Practical learning lasts longer than theoretical learning. And, once again bioprinting helps foster efficient and rapid learning within medical students. 3D printed models specific to patients can significantly amplify the knowledge, as well as confidence within trainees.
Regardless of the area of expertise, these 3D models can help anyone wanting to have a hands-on experience with surgical procedures and master their field of medical science. In addition, hospitals can also store the cases that were rare and complicated to help educate trainees as well as relate to the treatment when needed.
Using the large dataset of patients affected by rare conditions will allow hospitals and medical education to train surgeons for more specific roles.
Better Forensic Practices
Forensic science is an essential part of cases concerning murder and death. However, when explaining the various anatomic abnormalities with the help of cross-sectional imaging, it is often difficult to properly demonstrate the facts to jury members who are far from the realms of medical science.
Therefore, in courtrooms, these 3D printed models come handy. Not only it saves unnecessary confusion but helps in expediting the case duration to reach the final verdict.

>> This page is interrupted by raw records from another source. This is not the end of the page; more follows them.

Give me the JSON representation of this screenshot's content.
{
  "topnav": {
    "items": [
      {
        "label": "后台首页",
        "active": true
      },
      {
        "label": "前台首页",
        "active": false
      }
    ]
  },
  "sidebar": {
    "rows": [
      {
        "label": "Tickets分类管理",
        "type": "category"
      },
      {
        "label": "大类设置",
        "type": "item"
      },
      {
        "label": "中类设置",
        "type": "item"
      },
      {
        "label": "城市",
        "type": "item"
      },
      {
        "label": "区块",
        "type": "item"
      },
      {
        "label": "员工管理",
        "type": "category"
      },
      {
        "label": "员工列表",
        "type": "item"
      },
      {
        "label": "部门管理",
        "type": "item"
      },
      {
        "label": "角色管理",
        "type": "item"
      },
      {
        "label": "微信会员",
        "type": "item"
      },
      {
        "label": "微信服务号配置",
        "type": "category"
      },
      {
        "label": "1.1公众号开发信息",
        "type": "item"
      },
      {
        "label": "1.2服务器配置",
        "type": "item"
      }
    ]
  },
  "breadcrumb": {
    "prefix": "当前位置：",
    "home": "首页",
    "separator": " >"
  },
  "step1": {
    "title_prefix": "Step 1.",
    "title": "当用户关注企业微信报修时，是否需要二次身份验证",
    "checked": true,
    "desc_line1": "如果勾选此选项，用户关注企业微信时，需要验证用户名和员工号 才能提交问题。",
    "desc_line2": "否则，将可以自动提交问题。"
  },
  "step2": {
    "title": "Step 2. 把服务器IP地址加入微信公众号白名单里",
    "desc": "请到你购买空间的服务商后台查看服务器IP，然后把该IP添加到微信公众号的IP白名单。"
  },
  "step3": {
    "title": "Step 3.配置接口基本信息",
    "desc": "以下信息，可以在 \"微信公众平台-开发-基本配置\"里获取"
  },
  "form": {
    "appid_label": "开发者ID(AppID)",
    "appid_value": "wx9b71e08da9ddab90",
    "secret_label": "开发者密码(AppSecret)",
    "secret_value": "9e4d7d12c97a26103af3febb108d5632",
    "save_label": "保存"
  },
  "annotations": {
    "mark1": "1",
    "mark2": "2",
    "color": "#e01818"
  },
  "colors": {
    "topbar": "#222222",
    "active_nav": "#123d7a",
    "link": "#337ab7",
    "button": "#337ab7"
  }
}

Another 3D printing application that has a promising future within medical science is the production of personalized drugs. The exciting possibility can help patients in a number of ways and will allow medical practitioners to offer better care.

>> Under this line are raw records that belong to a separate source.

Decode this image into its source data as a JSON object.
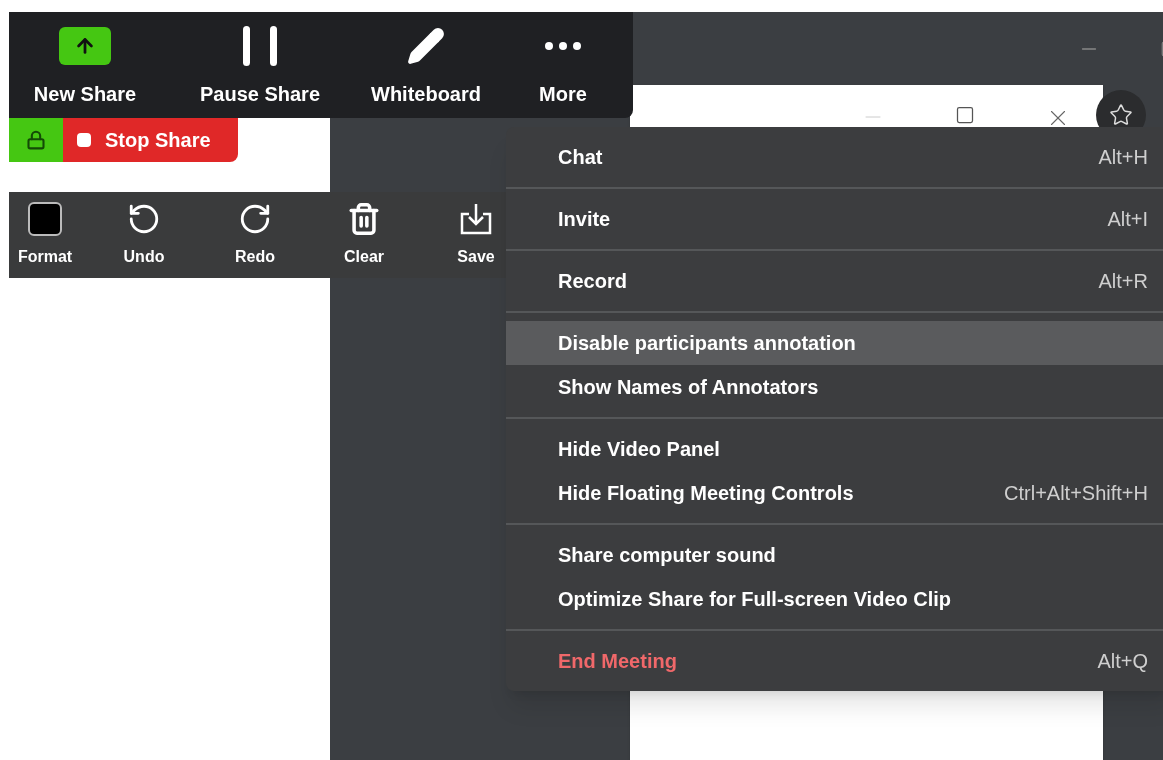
{
  "meeting_toolbar": {
    "buttons": [
      {
        "kind": "new-share",
        "label": "New Share"
      },
      {
        "kind": "pause",
        "label": "Pause Share"
      },
      {
        "kind": "whiteboard",
        "label": "Whiteboard"
      },
      {
        "kind": "more",
        "label": "More"
      }
    ]
  },
  "share_bar": {
    "stop_label": "Stop Share"
  },
  "annotation_toolbar": {
    "tools": [
      {
        "kind": "format",
        "label": "Format"
      },
      {
        "kind": "undo",
        "label": "Undo"
      },
      {
        "kind": "redo",
        "label": "Redo"
      },
      {
        "kind": "clear",
        "label": "Clear"
      },
      {
        "kind": "save",
        "label": "Save"
      }
    ]
  },
  "more_menu": {
    "sections": [
      {
        "items": [
          {
            "label": "Chat",
            "shortcut": "Alt+H",
            "selected": false,
            "kind": "normal"
          }
        ]
      },
      {
        "items": [
          {
            "label": "Invite",
            "shortcut": "Alt+I",
            "selected": false,
            "kind": "normal"
          }
        ]
      },
      {
        "items": [
          {
            "label": "Record",
            "shortcut": "Alt+R",
            "selected": false,
            "kind": "normal"
          }
        ]
      },
      {
        "items": [
          {
            "label": "Disable participants annotation",
            "selected": true,
            "kind": "normal"
          },
          {
            "label": "Show Names of Annotators",
            "selected": false,
            "kind": "normal"
          }
        ]
      },
      {
        "items": [
          {
            "label": "Hide Video Panel",
            "selected": false,
            "kind": "normal"
          },
          {
            "label": "Hide Floating Meeting Controls",
            "shortcut": "Ctrl+Alt+Shift+H",
            "selected": false,
            "kind": "normal"
          }
        ]
      },
      {
        "items": [
          {
            "label": "Share computer sound",
            "selected": false,
            "kind": "normal"
          },
          {
            "label": "Optimize Share for Full-screen Video Clip",
            "selected": false,
            "kind": "normal"
          }
        ]
      },
      {
        "items": [
          {
            "label": "End Meeting",
            "shortcut": "Alt+Q",
            "selected": false,
            "kind": "danger"
          }
        ]
      }
    ]
  }
}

We all know that there are many new drugs, developed often carrying side effects such as potency, and could also react differently to different patients. Therefore, it is the time we consider better and efficient manufacturing alternatives to the traditional one along with novel supply chains to realize what’s still mostly in theories, the personalized medicines.
And, what could be the best answer, if not 3D printing. The technology is capable of offering medical science the personalized medicine system. It would help to automate the drug dose control for each patient, both for low as well as high drug concentrations.
FabRx, a biotech company is focusing on creating 3D printing technology especially for the production of pharmaceutical dosage forms along with various medical devices. In addition, it also involves the creation of printing technologies for third-party businesses.
Hence, we are already halfway through to realizing the personalized drug system where each patient can order medicines as per their specific needs. 3D printing of drugs happens with making use of powdered drug layer that dissolve faster than usual pills.
3D printing in hospitals is not limited to surgeries but is very well adjusting to the needs of dental applications. Not only dentists can create models, but 3D print end parts for direct use. It is possible to produce aligners, bridges, and more.
The technology enables the mass production of tools and models at a faster rate. Even the patient-specific dental parts take no more than a few hours for preparation. Hence, reducing the patient wait time and allowing for simpler solutions that are comfortable to carry and designed for specific requirements.
The scope of 3D printing is huge. And, the same applies to medical science. Using the technology, healthcare can make considerable changes to the way they treat patients, for improving lives. As well as, for easing the overall treatment procedure.
3D printing not only will save patients’ time but doctors’ too. In addition, it allows to come up with the best possible solution for specific and varying needs of patients. At the same time, helping researchers to eliminate the dependency on human or animal models for producing newer drugs.
These are just a few examples that the technology has already accomplished. 3D printing in hospitals will certainly have a huge say in the coming years. With more progress and development, healthcare will soon adapt to the technology’s set up for a better tomorrow.